Belial gave the automaton a small nod, and just like that, the automaton snapped James's neck.

She heard the scream, eventually, and knew it was her own, but couldn't feel it coming up her throat. She wasn't here; this wasn't happening; this could not be real. James' body was slumped omn the ground, his eyes still open, his expression slackened and empty. The automatons were filing out of the room on Belial's command, all but the two who stayed inside to guard the window and the door, respectively.

At last, the automatons holding Cordelia released her, and she crumpled to the floor.

Belial gazed down at her from the doorway. "Say your goodbyes, little girl. Send off your Shadowhunter kin into oblivion. Then be ready to leave. You have a long night ahead of you."

Then Belial was gone.

Strange, Cordelia thought—he had so little regard for human life; she wondered why he even bothered to allow her this one little ritual. Cordelia had no strength left; her limbs felt weak. The floor was made of wood, but caved in at some spots, coated with a layer of dust so thick that it had become sticky. It stuck to her hands and knees as she crawled toward James.

She took his face in her trembling hands and kissed his lips, still warm. Hands shaking, she raised them and gently shut his eyelids with two fingers. "Ave atque vale," she whispered.

She crawled to Lucie next. Blood seeped through the dust in a sticky red pool behind Lucie's head; Cordelia closed Lucie's eyes, whispered those words again. "Ave atque vale."
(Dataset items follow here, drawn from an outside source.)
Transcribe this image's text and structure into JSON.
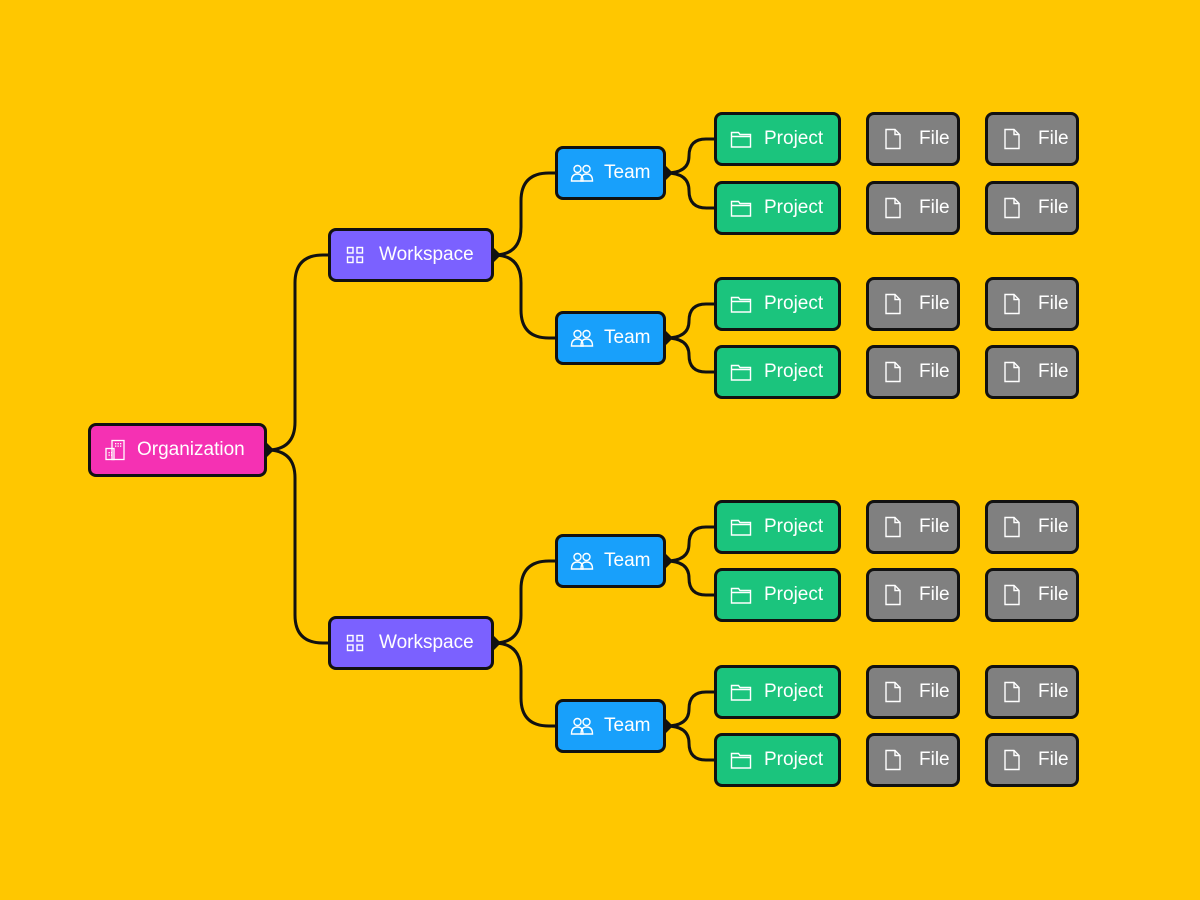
{
  "diagram": {
    "title": "",
    "colors": {
      "background": "#FFC700",
      "organization": "#F531B3",
      "workspace": "#7B61FF",
      "team": "#18A0FB",
      "project": "#1BC47D",
      "file": "#808080",
      "connector": "#111111"
    },
    "organization": {
      "label": "Organization",
      "icon": "building-icon",
      "workspaces": [
        {
          "label": "Workspace",
          "icon": "grid-icon",
          "teams": [
            {
              "label": "Team",
              "icon": "users-icon",
              "projects": [
                {
                  "label": "Project",
                  "icon": "folder-icon",
                  "files": [
                    "File",
                    "File"
                  ]
                },
                {
                  "label": "Project",
                  "icon": "folder-icon",
                  "files": [
                    "File",
                    "File"
                  ]
                }
              ]
            },
            {
              "label": "Team",
              "icon": "users-icon",
              "projects": [
                {
                  "label": "Project",
                  "icon": "folder-icon",
                  "files": [
                    "File",
                    "File"
                  ]
                },
                {
                  "label": "Project",
                  "icon": "folder-icon",
                  "files": [
                    "File",
                    "File"
                  ]
                }
              ]
            }
          ]
        },
        {
          "label": "Workspace",
          "icon": "grid-icon",
          "teams": [
            {
              "label": "Team",
              "icon": "users-icon",
              "projects": [
                {
                  "label": "Project",
                  "icon": "folder-icon",
                  "files": [
                    "File",
                    "File"
                  ]
                },
                {
                  "label": "Project",
                  "icon": "folder-icon",
                  "files": [
                    "File",
                    "File"
                  ]
                }
              ]
            },
            {
              "label": "Team",
              "icon": "users-icon",
              "projects": [
                {
                  "label": "Project",
                  "icon": "folder-icon",
                  "files": [
                    "File",
                    "File"
                  ]
                },
                {
                  "label": "Project",
                  "icon": "folder-icon",
                  "files": [
                    "File",
                    "File"
                  ]
                }
              ]
            }
          ]
        }
      ]
    }
  }
}
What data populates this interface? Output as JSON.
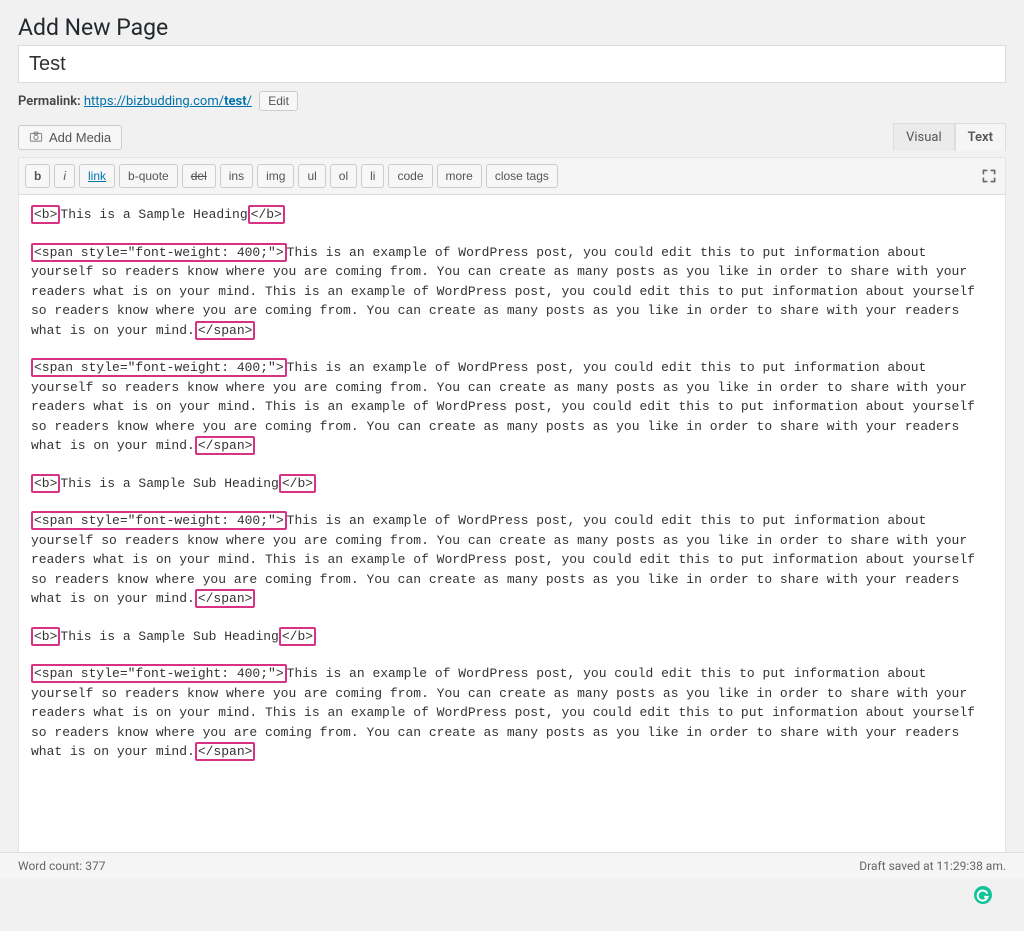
{
  "page": {
    "title": "Add New Page",
    "title_input_value": "Test"
  },
  "permalink": {
    "label": "Permalink:",
    "url_prefix": "https://bizbudding.com/",
    "url_slug": "test",
    "url_suffix": "/",
    "edit_label": "Edit"
  },
  "media_button": {
    "label": "Add Media"
  },
  "tabs": {
    "visual": "Visual",
    "text": "Text"
  },
  "quicktags": [
    {
      "label": "b",
      "style": "bold"
    },
    {
      "label": "i",
      "style": "italic"
    },
    {
      "label": "link",
      "style": "link"
    },
    {
      "label": "b-quote",
      "style": ""
    },
    {
      "label": "del",
      "style": "strike"
    },
    {
      "label": "ins",
      "style": ""
    },
    {
      "label": "img",
      "style": ""
    },
    {
      "label": "ul",
      "style": ""
    },
    {
      "label": "ol",
      "style": ""
    },
    {
      "label": "li",
      "style": ""
    },
    {
      "label": "code",
      "style": ""
    },
    {
      "label": "more",
      "style": ""
    },
    {
      "label": "close tags",
      "style": ""
    }
  ],
  "content": {
    "tag_b_open": "<b>",
    "tag_b_close": "</b>",
    "tag_span_open": "<span style=\"font-weight: 400;\">",
    "tag_span_close": "</span>",
    "heading1": "This is a Sample Heading",
    "heading2": "This is a Sample Sub Heading",
    "heading3": "This is a Sample Sub Heading",
    "paragraph": "This is an example of WordPress post, you could edit this to put information about yourself so readers know where you are coming from. You can create as many posts as you like in order to share with your readers what is on your mind. This is an example of WordPress post, you could edit this to put information about yourself so readers know where you are coming from. You can create as many posts as you like in order to share with your readers what is on your mind."
  },
  "status": {
    "word_count_label": "Word count:",
    "word_count_value": "377",
    "draft_saved_label": "Draft saved at",
    "draft_saved_time": "11:29:38 am."
  }
}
The room felt empty. James and Lucie had been with her, only moments before, but now they were dead. And Cordelia had been stupid. She'd put Jem's necklace into James' pack—which lay in the brush on the other side of the window, now. The window, which was guarded on both sides by an automaton, so that Cordelia had no way of getting to it—no way of summoning help. And even if the James of her world came for her, how would he help her? He could not hand his body over to Belial, not for Cordelia's sake—he did not love her that way, would not give up so many things to save his mere friend. Nor would she want him to, even if he had loved her that way in return.

Cordelia was alone, weaponless, helpless—and she'd never been scared like this in her life.